In September 2004, the solar samples will be returned in a dramatic helicopter capture. As the Genesis return capsule parachutes toward the ground at the U.S. Air Force's Utah Testing and Training Range, specially trained helicopter pilots will catch it on the fly to prevent the delicate samples from being disturbed by the impact of a parachute landing.
The samples will be taken to NASA's Johnson Space Center in Houston, where the collected materials will be stored and distributed for analysis. Scientists anticipate that, in addition to today's capabilities, new analytical techniques developed in coming decades can be used to study the solar matter returned by Genesis.
Researchers believe the surface of the Sun, from which the solar wind originates, has preserved the composition of the solar nebula from which all the different planetary bodies formed. Study of Genesis' samples is expected to yield the average chemical composition of the solar system to greater accuracy.

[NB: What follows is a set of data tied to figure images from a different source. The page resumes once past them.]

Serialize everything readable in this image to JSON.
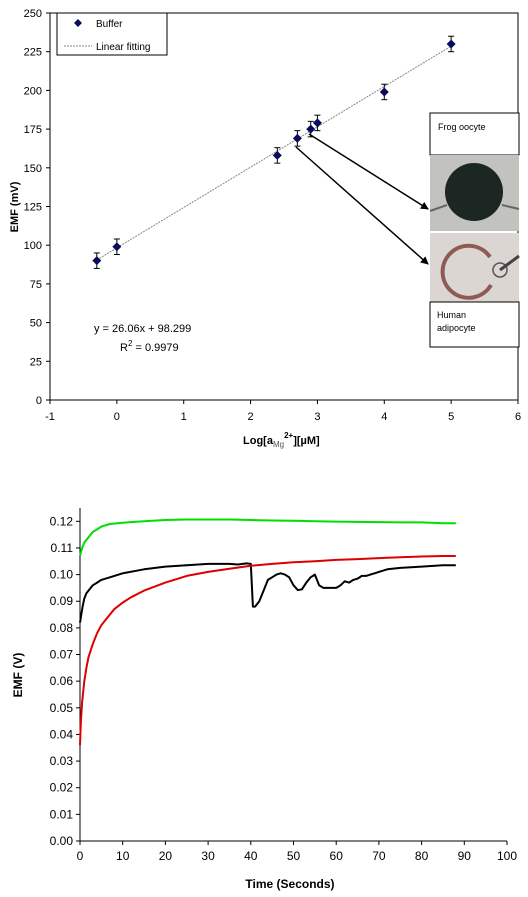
{
  "chart_data": [
    {
      "type": "scatter",
      "ylabel": "EMF (mV)",
      "xlabel_parts": {
        "main": "Log[a",
        "sub": "Mg",
        "sup": "2+",
        "tail": "][µM]"
      },
      "xlim": [
        -1,
        6
      ],
      "ylim": [
        0,
        250
      ],
      "xticks": [
        "-1",
        "0",
        "1",
        "2",
        "3",
        "4",
        "5",
        "6"
      ],
      "yticks": [
        "0",
        "25",
        "50",
        "75",
        "100",
        "125",
        "150",
        "175",
        "200",
        "225",
        "250"
      ],
      "series": [
        {
          "name": "Buffer",
          "color": "#0a0a5e",
          "x": [
            -0.3,
            0,
            2.4,
            2.7,
            2.9,
            3.0,
            4.0,
            5.0
          ],
          "y": [
            90,
            99,
            158,
            169,
            175,
            179,
            199,
            230
          ],
          "err": [
            5,
            5,
            5,
            5,
            5,
            5,
            5,
            5
          ]
        },
        {
          "name": "Linear fitting",
          "fit": {
            "slope": 26.06,
            "intercept": 98.299
          },
          "x_range": [
            -0.3,
            5.0
          ]
        }
      ],
      "legend": "top-left",
      "equation": "y = 26.06x + 98.299",
      "r2_parts": {
        "main": "R",
        "sup": "2",
        "tail": " = 0.9979"
      },
      "insets": {
        "frog_label": "Frog oocyte",
        "human_label_line1": "Human",
        "human_label_line2": "adipocyte"
      }
    },
    {
      "type": "line",
      "ylabel": "EMF (V)",
      "xlabel": "Time (Seconds)",
      "xlim": [
        0,
        100
      ],
      "ylim": [
        0,
        0.125
      ],
      "xticks": [
        "0",
        "10",
        "20",
        "30",
        "40",
        "50",
        "60",
        "70",
        "80",
        "90",
        "100"
      ],
      "yticks": [
        "0.00",
        "0.01",
        "0.02",
        "0.03",
        "0.04",
        "0.05",
        "0.06",
        "0.07",
        "0.08",
        "0.09",
        "0.10",
        "0.11",
        "0.12"
      ],
      "grid": false,
      "series": [
        {
          "color": "#00dd00",
          "x": [
            0,
            0.5,
            1,
            2,
            3,
            4,
            5,
            7,
            10,
            15,
            20,
            25,
            30,
            35,
            40,
            45,
            50,
            55,
            60,
            65,
            70,
            75,
            80,
            85,
            88
          ],
          "y": [
            0.107,
            0.11,
            0.112,
            0.114,
            0.116,
            0.117,
            0.118,
            0.119,
            0.1195,
            0.12,
            0.1205,
            0.1207,
            0.1207,
            0.1207,
            0.1205,
            0.1203,
            0.1202,
            0.12,
            0.1199,
            0.1198,
            0.1197,
            0.1196,
            0.1196,
            0.1193,
            0.1193
          ]
        },
        {
          "color": "#000000",
          "x": [
            0,
            0.3,
            0.6,
            1,
            1.5,
            2,
            3,
            4,
            5,
            7,
            10,
            15,
            20,
            25,
            30,
            35,
            37,
            39,
            40,
            40.5,
            41,
            42,
            43,
            44,
            45,
            46,
            47,
            48,
            49,
            50,
            51,
            52,
            53,
            54,
            55,
            56,
            57,
            58,
            59,
            60,
            61,
            62,
            63,
            64,
            65,
            66,
            67,
            68,
            69,
            70,
            72,
            75,
            80,
            85,
            88
          ],
          "y": [
            0.082,
            0.085,
            0.088,
            0.091,
            0.093,
            0.094,
            0.096,
            0.097,
            0.098,
            0.099,
            0.1005,
            0.102,
            0.103,
            0.1035,
            0.104,
            0.104,
            0.1038,
            0.1042,
            0.104,
            0.088,
            0.088,
            0.09,
            0.094,
            0.098,
            0.099,
            0.1,
            0.1005,
            0.1,
            0.099,
            0.096,
            0.0942,
            0.0945,
            0.097,
            0.099,
            0.1,
            0.096,
            0.095,
            0.095,
            0.095,
            0.095,
            0.096,
            0.0975,
            0.097,
            0.098,
            0.0985,
            0.0995,
            0.0995,
            0.1,
            0.1005,
            0.101,
            0.102,
            0.1025,
            0.103,
            0.1035,
            0.1035
          ]
        },
        {
          "color": "#dd0000",
          "x": [
            0,
            0.2,
            0.5,
            1,
            1.5,
            2,
            3,
            4,
            5,
            6,
            8,
            10,
            12,
            15,
            20,
            25,
            30,
            35,
            40,
            45,
            50,
            55,
            60,
            65,
            70,
            75,
            80,
            85,
            88
          ],
          "y": [
            0.036,
            0.045,
            0.052,
            0.06,
            0.065,
            0.069,
            0.074,
            0.078,
            0.081,
            0.083,
            0.087,
            0.0895,
            0.0915,
            0.094,
            0.097,
            0.0995,
            0.101,
            0.1022,
            0.1033,
            0.104,
            0.1046,
            0.105,
            0.1055,
            0.1058,
            0.1062,
            0.1065,
            0.1068,
            0.107,
            0.107
          ]
        }
      ]
    }
  ]
}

It will also provide clues to the evolutionary process that has led to the incredible diversity of environments in today's solar system.
Genesis is sponsored by NASA's Discovery Program, which competitively selects low-cost solar system exploration missions with highly focused science goals.

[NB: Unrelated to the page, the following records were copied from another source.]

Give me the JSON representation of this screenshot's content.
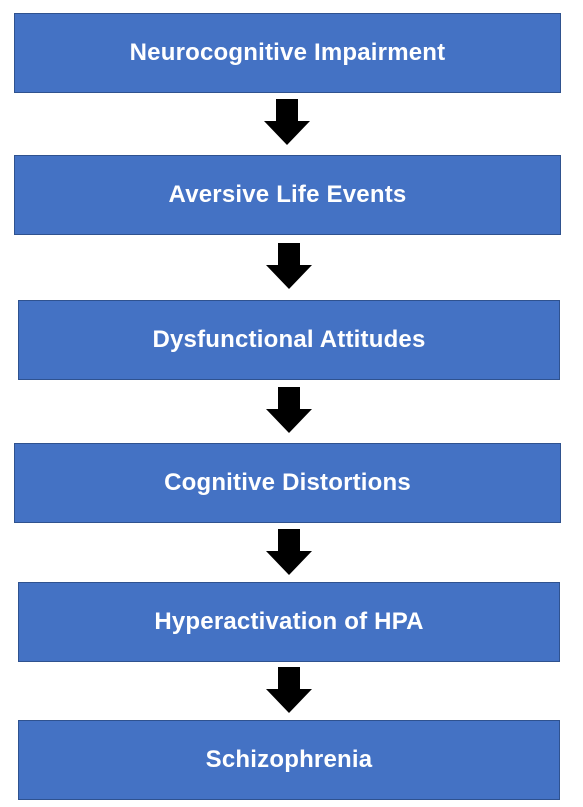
{
  "flowchart": {
    "nodes": [
      {
        "label": "Neurocognitive Impairment"
      },
      {
        "label": "Aversive Life Events"
      },
      {
        "label": "Dysfunctional Attitudes"
      },
      {
        "label": "Cognitive Distortions"
      },
      {
        "label": "Hyperactivation of HPA"
      },
      {
        "label": "Schizophrenia"
      }
    ],
    "colors": {
      "box_fill": "#4472c4",
      "box_border": "#2f528f",
      "text": "#ffffff",
      "arrow": "#000000"
    },
    "arrow_icon": "down-arrow-icon"
  }
}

JPL, a division of the California Institute of Technology, manages the Genesis mission for NASA's Office of Space Science, Washington, D.C. Lockheed Martin Astronautics, Denver, Colo., designed and built the spacecraft and will operate it jointly with JPL. Major portions of the payload design and fabrication were carried out at the Los Alamos National Laboratory in New Mexico and at NASA's Johnson Space Center, Houston, Texas.